Resolution gegen den Weiterbetrieb von AKW

Der Fachausschuss „Natur, Energie, Umweltschutz“ der Berliner SPD hat am 15. März in einer Resolution den Ausstieg aus der Atomenergie, wie ihn die SPD bundesweit fordert, bekräftigt und eine Ausweitung des Ausstiegsprogramms der Schröder-Regierung auf die europäische Ebene gefordert. Die Resolution im Wortlaut: 

 

Resolution gegen den Weiterbetrieb von AKW

 

Der Fachausschuss „Natur, Energie, Umweltschutz“ der Berliner SPD fordert den Ausstieg aus der Atomenergie. Dazu ist das Ausstiegsprogramm der rot-grünen Bundesregierung wieder aufzunehmen und auf die europäische Ebene auszuweiten.

Die katastrophalen Ereignisse in Japan zeigen auf dramatische Weise, dass Atomkraftwerke technische Anlagen sind, die nicht mit der notwendigen Sicherheit betrieben werden können. Havarien in AKWs können ganze Landstriche für Generationen verwüsten und nicht bewohnbar machen.

Der Fachausschuss fordert alle innerparteiliche Gremien der SPD und alle sozialdemokratische Inhaber öffentlicher Ämter auf, sich dafür einzusetzen, den Ausstieg aus der Kernenergie zu forcieren. Richtige Schritte auf diesem Weg sind

  • die Klage der SPD-geführten Bundesländer, also auch Berlin, gegen die AKW-Verlängerung der schwarz-gelben Regierung,
  • der Beschluss des Präsidiums des SPD-Bundesvorstands zum AKW-Ausstieg,
  • der Ausschluss von Atomstrom bei den Berliner öffentlichen Einrichtungen und
  • die Bekräftigung des Kernenergieausstiegs im Berliner SPD-Wahlprogramm für die nächsten Abgeordnetenhauswahlen.

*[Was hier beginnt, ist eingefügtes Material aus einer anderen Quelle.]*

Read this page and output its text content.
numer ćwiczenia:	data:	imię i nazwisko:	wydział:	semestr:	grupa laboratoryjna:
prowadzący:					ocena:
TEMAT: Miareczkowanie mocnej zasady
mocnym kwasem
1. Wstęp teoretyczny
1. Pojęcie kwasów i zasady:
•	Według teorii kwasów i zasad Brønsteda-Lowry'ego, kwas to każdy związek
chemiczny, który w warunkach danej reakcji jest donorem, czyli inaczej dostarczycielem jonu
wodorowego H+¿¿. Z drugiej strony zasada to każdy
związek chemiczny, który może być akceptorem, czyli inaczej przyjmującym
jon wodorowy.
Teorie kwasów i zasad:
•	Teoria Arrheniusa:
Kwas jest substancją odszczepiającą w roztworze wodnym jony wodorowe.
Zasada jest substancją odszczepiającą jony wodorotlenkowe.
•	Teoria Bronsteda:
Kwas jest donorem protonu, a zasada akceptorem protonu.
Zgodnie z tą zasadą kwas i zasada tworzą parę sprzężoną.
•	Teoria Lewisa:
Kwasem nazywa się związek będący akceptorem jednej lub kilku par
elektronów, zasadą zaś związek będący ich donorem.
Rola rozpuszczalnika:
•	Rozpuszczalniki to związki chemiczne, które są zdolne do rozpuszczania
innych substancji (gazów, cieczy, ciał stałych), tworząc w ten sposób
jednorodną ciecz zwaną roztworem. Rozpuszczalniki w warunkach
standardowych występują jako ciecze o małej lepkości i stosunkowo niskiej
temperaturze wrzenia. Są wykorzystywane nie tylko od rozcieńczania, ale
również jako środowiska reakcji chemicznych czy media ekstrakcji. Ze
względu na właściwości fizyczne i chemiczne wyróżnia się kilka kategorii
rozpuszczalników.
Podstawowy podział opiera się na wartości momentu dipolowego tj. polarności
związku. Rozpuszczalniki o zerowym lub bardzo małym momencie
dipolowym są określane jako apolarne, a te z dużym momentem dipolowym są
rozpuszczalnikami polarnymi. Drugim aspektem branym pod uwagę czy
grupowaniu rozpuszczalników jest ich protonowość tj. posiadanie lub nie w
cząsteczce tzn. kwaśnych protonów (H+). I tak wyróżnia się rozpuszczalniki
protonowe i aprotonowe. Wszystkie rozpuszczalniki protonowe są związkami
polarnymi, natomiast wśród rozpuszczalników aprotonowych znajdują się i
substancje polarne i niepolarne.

Damit der schnelle Ausstieg aus der Kernkraft durchgesetzt werden kann, muss alles getan werden, dass

  • Energie sparend und effizient eingesetzt und
  • die Wende hin zu erneuerbaren Energien vollzogen wird.


Dementsprechend sind die Energieeffizienz, Energieeinsparung und der Einsatz von regenerativen Energien konsequent zu fördern, wie Biomasse, Solarenergie, Geothermie - gerade auch in Berlin.